Telling great stories is an effective way to connect the things we do in the social profit sector with the reason we exist as organizations. Great stories celebrate our value and illuminate our impact. Great stories get shared and repeated, in a way that is highly social and absolutely critical.
The 2015 Agency Forum featured a half-day session co-facilitated by Sherry Duncan and myself that built on the storytelling focus at 2014’s event. Sherry is our new Community Investment Coordinator who is currently working on her masters with a focus on childrens’ experiences with loss through a narrative enquiry approach. She is an expert storyteller and a gifted facilitator.
Howard Rensler, Executive Director of the Fort McMurray Boys and Girls Club, shared a story about a 4-year-old who asked for a hug one morning. A little while later she asked for a second hug.

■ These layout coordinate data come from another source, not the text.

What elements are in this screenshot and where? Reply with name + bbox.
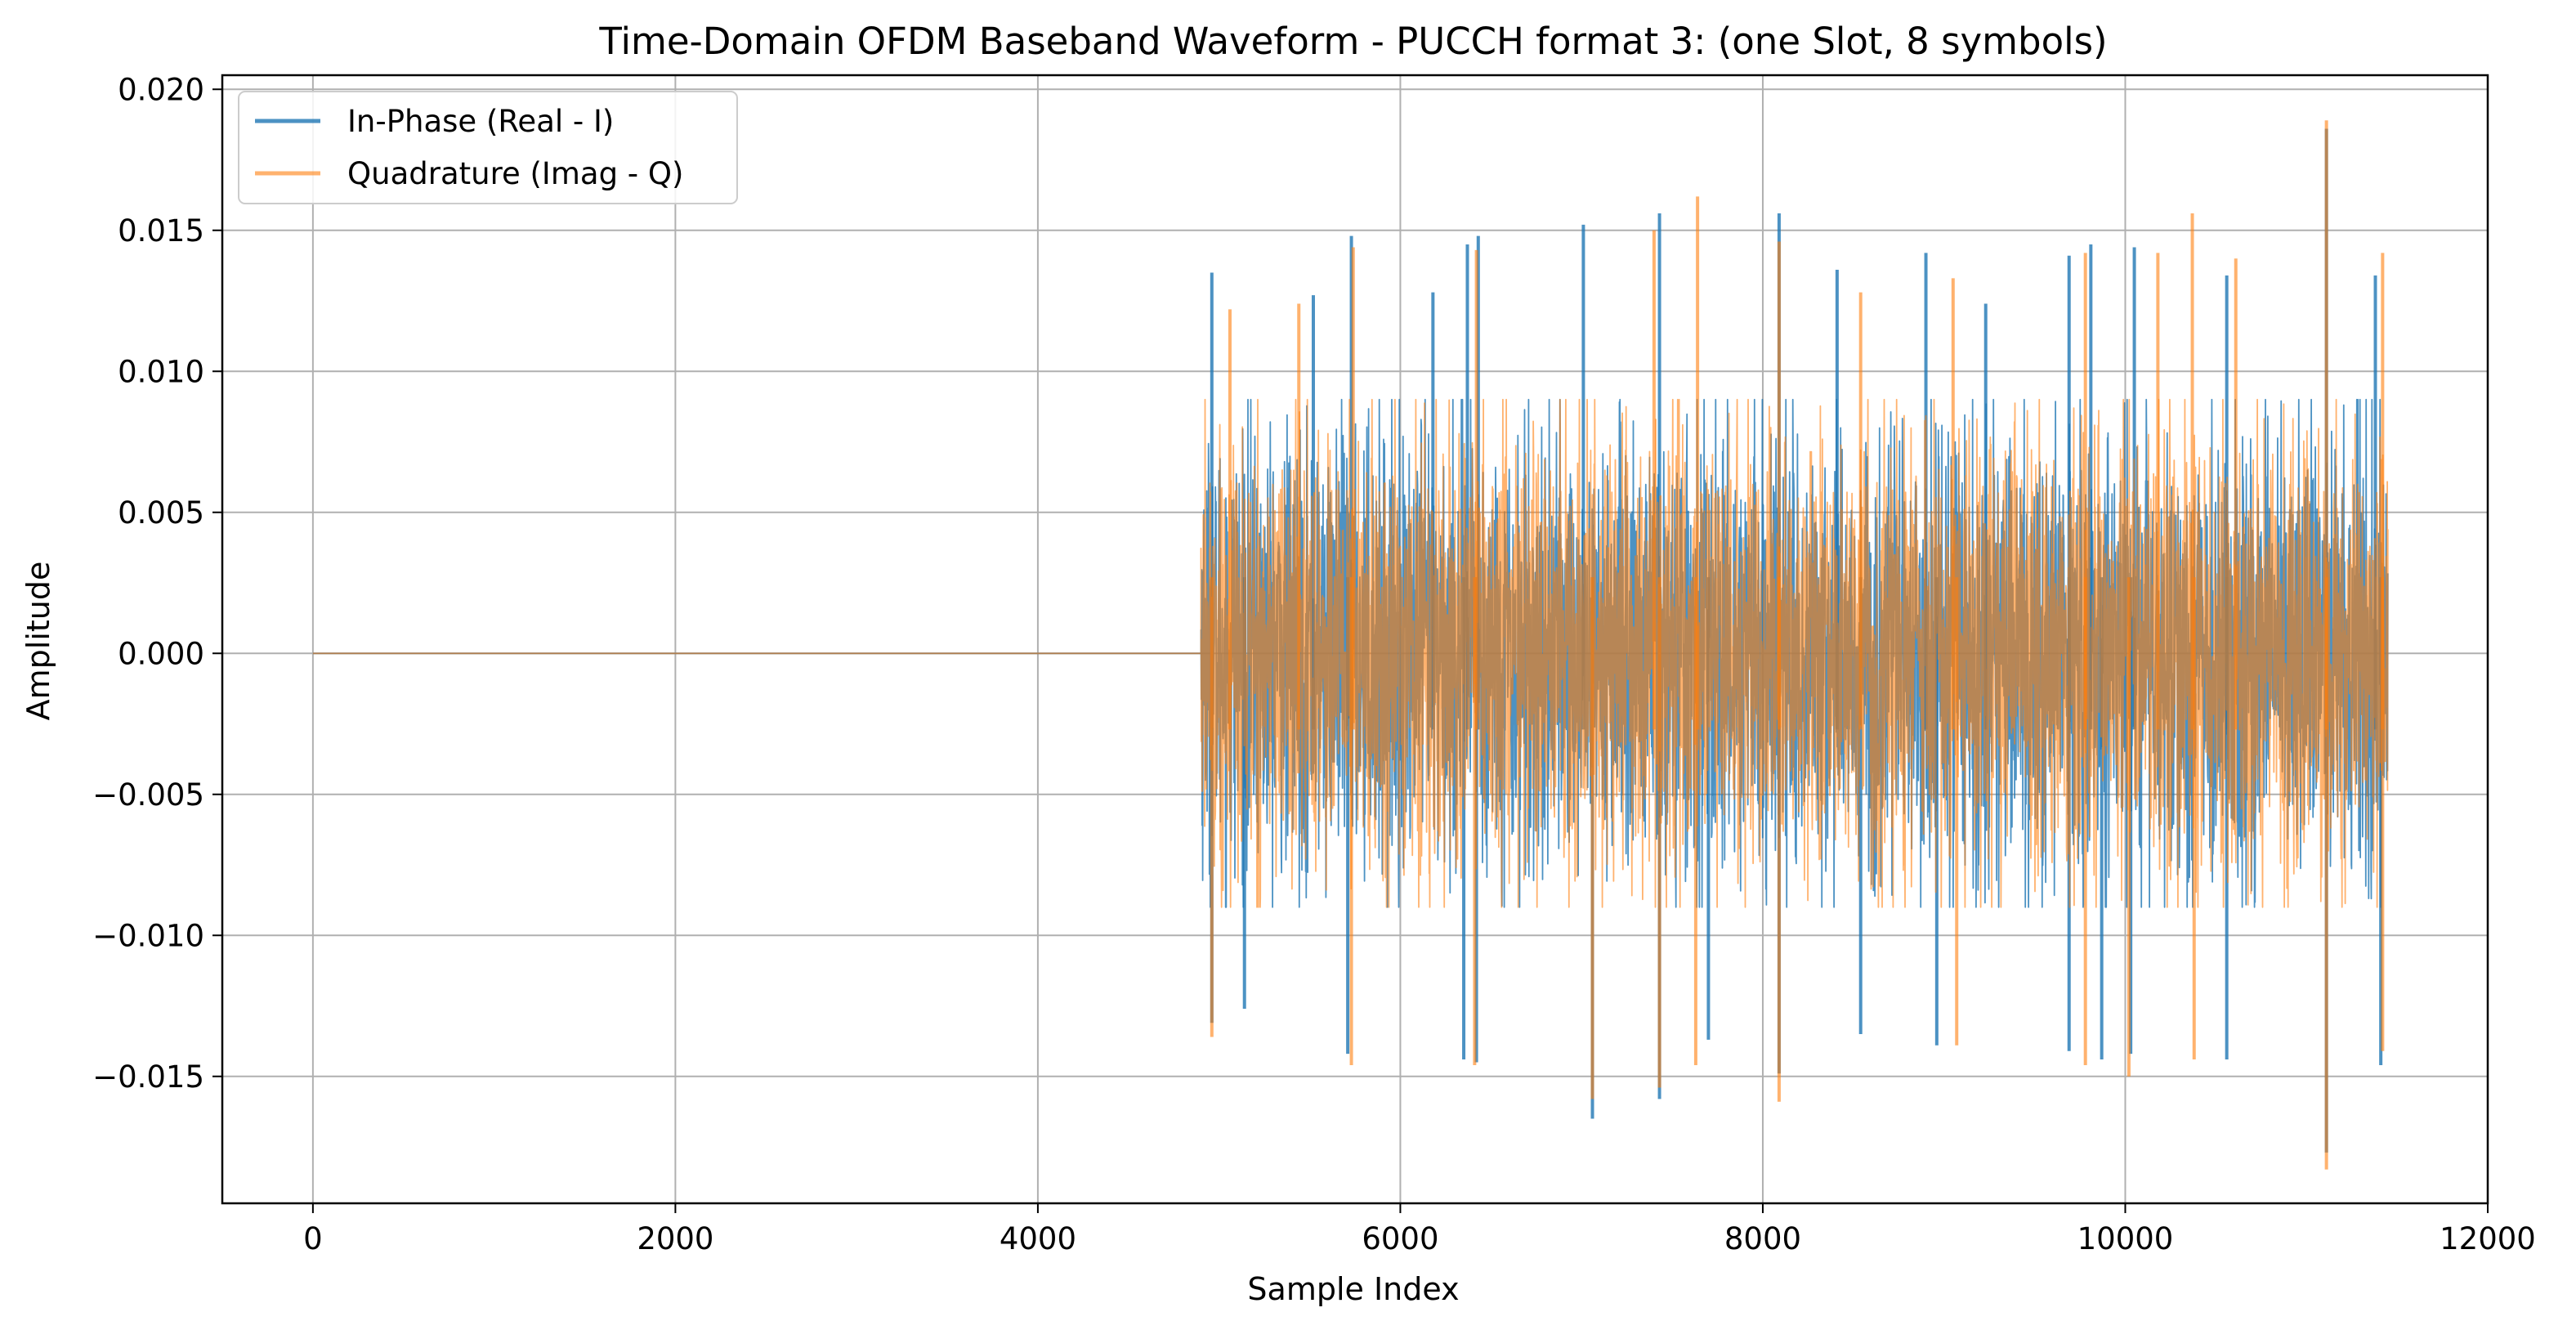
series-peaks-1 bbox=[1210, 120, 2385, 1170]
y-axis-label: Amplitude bbox=[20, 562, 56, 721]
y-tick-label: 0.015 bbox=[118, 213, 204, 249]
x-tick-label: 4000 bbox=[1000, 1221, 1076, 1256]
y-tick-label: −0.010 bbox=[92, 918, 204, 953]
y-tick-label: 0.000 bbox=[118, 636, 204, 671]
legend-label-quadrature: Quadrature (Imag - Q) bbox=[347, 156, 683, 191]
y-tick-label: 0.005 bbox=[118, 495, 204, 531]
legend: In-Phase (Real - I) Quadrature (Imag - Q… bbox=[238, 91, 738, 204]
x-tick-label: 10000 bbox=[2077, 1221, 2174, 1256]
plot-series bbox=[312, 120, 2389, 1170]
x-axis-label: Sample Index bbox=[1247, 1271, 1459, 1307]
x-tick-label: 8000 bbox=[1724, 1221, 1801, 1256]
x-tick-label: 6000 bbox=[1362, 1221, 1438, 1256]
y-tick-label: 0.020 bbox=[118, 72, 204, 107]
y-tick-label: −0.015 bbox=[92, 1059, 204, 1095]
y-tick-label: 0.010 bbox=[118, 354, 204, 389]
x-tick-label: 2000 bbox=[637, 1221, 713, 1256]
x-tick-label: 12000 bbox=[2440, 1221, 2536, 1256]
y-tick-label: −0.005 bbox=[92, 777, 204, 813]
x-tick-label: 0 bbox=[303, 1221, 323, 1256]
axis-ticks: 0 2000 4000 6000 8000 10000 12000 −0.015 −0.010 −… bbox=[92, 72, 2536, 1256]
chart-title: Time-Domain OFDM Baseband Waveform - PUC… bbox=[598, 20, 2107, 63]
legend-label-in-phase: In-Phase (Real - I) bbox=[347, 104, 614, 139]
axes-frame bbox=[221, 74, 2489, 1205]
series-line-1 bbox=[312, 398, 2389, 908]
legend-box bbox=[238, 91, 738, 204]
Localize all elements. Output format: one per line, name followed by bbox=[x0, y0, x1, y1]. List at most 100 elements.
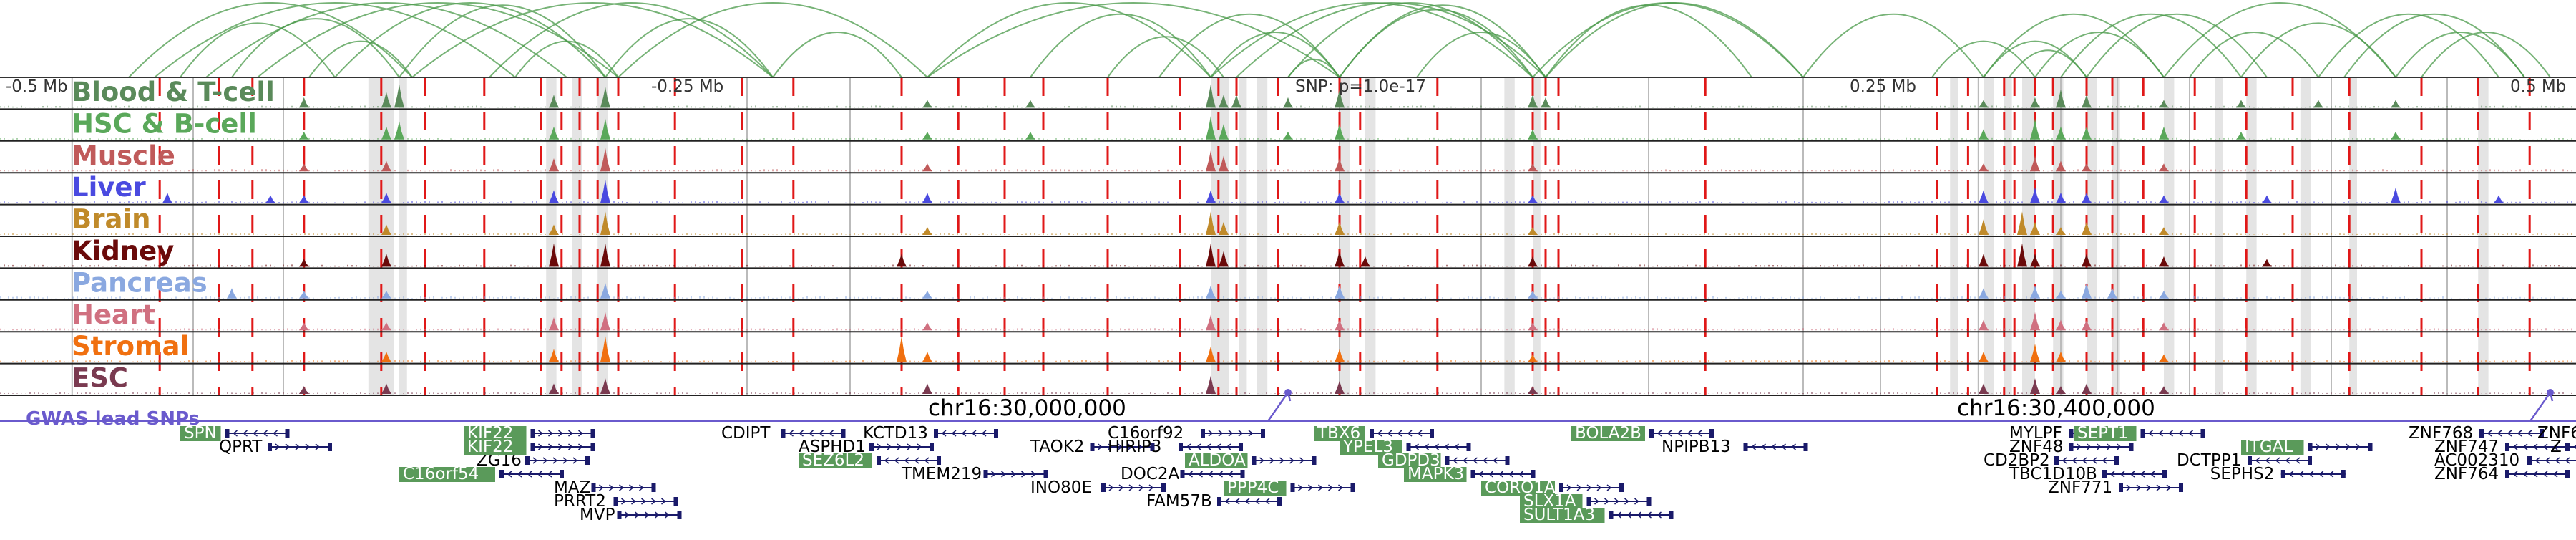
loop-arc bbox=[335, 3, 605, 77]
track-label: Kidney bbox=[72, 236, 174, 266]
gene-exon bbox=[1531, 470, 1536, 478]
track-peak bbox=[922, 322, 932, 330]
track-peak bbox=[299, 196, 309, 203]
gene-exon bbox=[781, 429, 786, 438]
gene-exon bbox=[2129, 443, 2134, 451]
gene-exon bbox=[1261, 429, 1265, 438]
loop-arc bbox=[206, 3, 567, 77]
gene-label: TAOK2 bbox=[1030, 438, 1084, 456]
gene-exon bbox=[2341, 470, 2346, 478]
loop-arc bbox=[1236, 3, 1546, 77]
loop-arc bbox=[1211, 32, 1340, 77]
loop-arc bbox=[1546, 5, 1752, 77]
track-peak bbox=[897, 336, 907, 362]
gene-exon bbox=[2054, 456, 2059, 465]
loop-arc bbox=[2344, 14, 2524, 77]
track-label: HSC & B-cell bbox=[72, 108, 257, 139]
gene-exon bbox=[531, 429, 535, 438]
gene-exon bbox=[1649, 429, 1654, 438]
gene-exon bbox=[614, 497, 618, 506]
gene-annotation-layer: SPNQPRTZG16C16orf54KIF22KIF22MAZPRRT2MVP… bbox=[180, 424, 2576, 524]
gene-label: TMEM219 bbox=[901, 465, 982, 483]
gene-exon bbox=[1709, 429, 1714, 438]
track-label: Pancreas bbox=[72, 267, 208, 298]
loop-arc bbox=[773, 32, 902, 77]
gene-exon bbox=[1044, 470, 1048, 478]
gene-exon bbox=[1559, 483, 1563, 492]
gene-exon bbox=[2505, 443, 2509, 451]
gene-exon bbox=[268, 443, 272, 451]
gene-exon bbox=[1277, 497, 1282, 506]
gene-exon bbox=[2566, 443, 2570, 451]
track-label: Heart bbox=[72, 299, 155, 330]
loop-arc bbox=[605, 19, 773, 77]
gene-exon bbox=[869, 443, 874, 451]
gene-exon bbox=[678, 511, 682, 519]
gene-exon bbox=[591, 429, 595, 438]
loop-arc bbox=[155, 3, 515, 77]
loop-arc bbox=[180, 23, 335, 77]
track-peak bbox=[227, 288, 237, 299]
gene-exon bbox=[1467, 443, 1471, 451]
gene-exon bbox=[1587, 497, 1591, 506]
gene-exon bbox=[937, 456, 941, 465]
chromosome-label-1: chr16:30,000,000 bbox=[928, 395, 1126, 421]
loop-arc bbox=[2318, 14, 2499, 77]
gene-exon bbox=[1351, 483, 1355, 492]
gene-label: ITGAL bbox=[2245, 438, 2293, 456]
gene-exon bbox=[618, 511, 622, 519]
gene-label: QPRT bbox=[219, 438, 263, 456]
gwas-snp-marker bbox=[1268, 392, 1290, 421]
loop-arc bbox=[2035, 32, 2164, 77]
gene-exon bbox=[2565, 470, 2570, 478]
gene-label: KIF22 bbox=[467, 438, 513, 456]
gene-exon bbox=[531, 443, 535, 451]
loop-arc bbox=[2190, 32, 2318, 77]
gene-exon bbox=[1370, 429, 1374, 438]
position-label-right: 0.5 Mb bbox=[2510, 77, 2566, 96]
gene-exon bbox=[225, 429, 230, 438]
track-peak bbox=[1541, 97, 1551, 108]
loop-arc bbox=[927, 3, 1340, 77]
track-peak bbox=[1025, 132, 1035, 140]
track-peak bbox=[299, 259, 309, 266]
loop-arc bbox=[1546, 3, 1803, 77]
gene-exon bbox=[2248, 456, 2252, 465]
gene-label: CDIPT bbox=[721, 424, 771, 443]
gene-exon bbox=[2141, 429, 2145, 438]
gene-exon bbox=[674, 497, 678, 506]
position-label-left: -0.5 Mb bbox=[6, 77, 68, 96]
chromosome-axis: chr16:30,000,000 chr16:30,400,000 bbox=[0, 395, 2576, 421]
track-peak bbox=[897, 254, 907, 266]
track-peak bbox=[299, 291, 309, 299]
gene-exon bbox=[1241, 470, 1245, 478]
gene-exon bbox=[1804, 443, 1808, 451]
position-label-left-mid: -0.25 Mb bbox=[651, 77, 723, 96]
track-label: Liver bbox=[72, 172, 146, 203]
gene-exon bbox=[585, 456, 590, 465]
loops-arc-layer bbox=[129, 3, 2550, 77]
gene-exon bbox=[877, 456, 881, 465]
track-peak bbox=[299, 132, 309, 140]
loop-arc bbox=[2087, 14, 2267, 77]
gene-label: MVP bbox=[580, 506, 615, 524]
gene-exon bbox=[328, 443, 332, 451]
gene-exon bbox=[2114, 456, 2119, 465]
gene-exon bbox=[1445, 456, 1450, 465]
gene-exon bbox=[560, 470, 564, 478]
gene-label: PPP4C bbox=[1227, 478, 1279, 497]
track-peak bbox=[299, 322, 309, 330]
gene-label: MAPK3 bbox=[1407, 465, 1464, 483]
gene-exon bbox=[1201, 429, 1205, 438]
gene-exon bbox=[499, 470, 504, 478]
gene-exon bbox=[2162, 470, 2167, 478]
gene-exon bbox=[2308, 443, 2313, 451]
track-label: Blood & T-cell bbox=[72, 77, 275, 107]
loop-arc bbox=[515, 42, 618, 77]
track-peak bbox=[2236, 132, 2246, 140]
gene-exon bbox=[1312, 456, 1317, 465]
track-peak bbox=[299, 163, 309, 171]
loop-arc bbox=[1984, 14, 2164, 77]
gene-exon bbox=[1669, 511, 1674, 519]
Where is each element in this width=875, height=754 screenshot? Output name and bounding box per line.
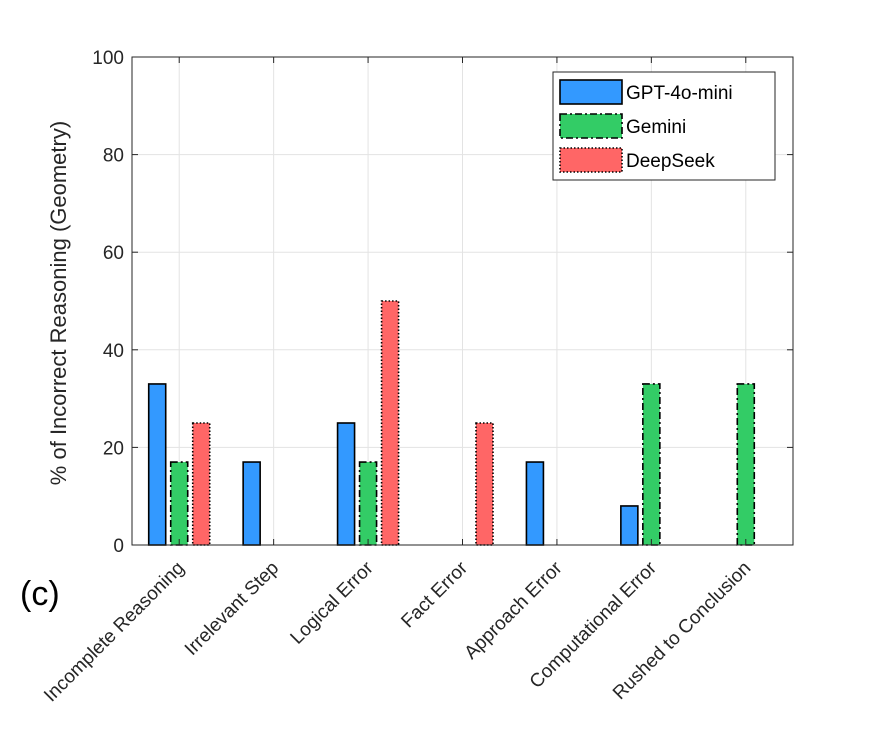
bar-gemini [642,383,661,546]
bar-deepseek [191,422,211,546]
legend: GPT-4o-mini Gemini DeepSeek [552,71,776,181]
y-tick-label: 60 [103,243,124,264]
legend-swatch [559,79,623,105]
x-tick-label: Incomplete Reasoning [40,558,189,707]
bar-gpt-4o-mini [620,505,639,546]
x-tick-label: Approach Error [461,557,567,663]
x-tick-label: Fact Error [397,557,472,632]
bar-gemini [169,461,189,546]
bar-gemini [358,461,378,546]
y-tick-label: 80 [103,146,124,167]
bars [147,300,756,546]
y-tick-label: 40 [103,341,124,362]
x-tick-label: Irrelevant Step [181,558,283,660]
y-axis-label: % of Incorrect Reasoning (Geometry) [46,121,71,485]
bar-gpt-4o-mini [525,461,545,546]
legend-swatch [559,113,623,139]
y-tick-labels: 0 20 40 60 80 100 [92,48,124,557]
bar-deepseek [380,300,400,546]
legend-swatch [559,147,623,173]
legend-label: DeepSeek [626,151,715,172]
bar-deepseek [475,422,494,546]
bar-gpt-4o-mini [336,422,356,546]
x-tick-label: Logical Error [287,557,378,648]
panel-label: (c) [20,575,60,613]
y-tick-label: 20 [103,438,124,459]
bar-gpt-4o-mini [147,383,167,546]
bar-gpt-4o-mini [242,461,261,546]
y-tick-label: 100 [92,48,124,69]
bar-gemini [736,383,756,546]
legend-label: GPT-4o-mini [626,83,733,104]
y-tick-label: 0 [113,536,124,557]
legend-label: Gemini [626,117,686,138]
tick-marks [132,56,793,546]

“I asked her why she asked for a second hug,” said Howard. “She shared with me that her parents had told her that her Poppa was gone and would never be coming back. She asked me if it would be OK to call me Poppa. There are several things that are significant here, for me. First, that she felt comfortable enough in our facility to share what had happened. Secondly, that she was able to verbalize what she was feeling and what she needed.”
Stories were in abundance as Sherry Duncan had each participant select an object leading into the final activity of the day, a sharing circle.
Doug Manderville, Manager, Regional Programs and Services, Spinal Cord Injury Alberta, shared a very powerful story. As a young man, he made a poor choice that resulted in living the rest of his life in a wheelchair. And though he has shared his story with hundreds of thousands of people over the years, he still has moments of doubt as to whether he is making a difference.
He was working a table in the mall one day when a very pregnant lady come up to him.
“Are you Doug?” she asked.
“Yes,” he answered, haltingly.
“Don’t move. Don’t go anywhere. I have someone you need to meet.”
She ran off to get her husband, a tall lanky fellow.
“Tell Doug your story,” she said when they returned.
The lady’s husband shared that he had heard Doug’s message at a general assembly at his high school, just a few weeks before his graduation. His message was one of making good choices.
“If you go out drinking and you find yourself in a situation that is unsafe, call your parents and ask them for a ride,” said Doug. “Oh yes, they’ll be upset having to pick you up in the middle of the night, but they’ll get over it. And you’ll be alive.”
Two weeks later the young fellow graduated and went out to celebrate as most young people are apt to do. It was time to go home and he started getting nervous about the condition of the designated driver. He was about to get into the co-pilot’s seat, his usual spot owing to his long legs, when he changed his mind and decided to call his parents.
“Sure enough, they were super upset,” said the young man. “But, eventually they got over it. The car I was about to get in ended up getting t-boned. I would very likely have been killed.”
That night, sharing the story with his wife, Doug was reminded of the difference he is making.
“You not only impacted that young man,” she said. “You also impacted the life of that unborn baby and babies yet to come.”
As social profit organizations we impact the trajectory of lives every time we run a program, offer a service or engage with clients. Agencies who participated in this year’s forum have proven that they are natural storytellers and well equipped to capture and share the stories that matter.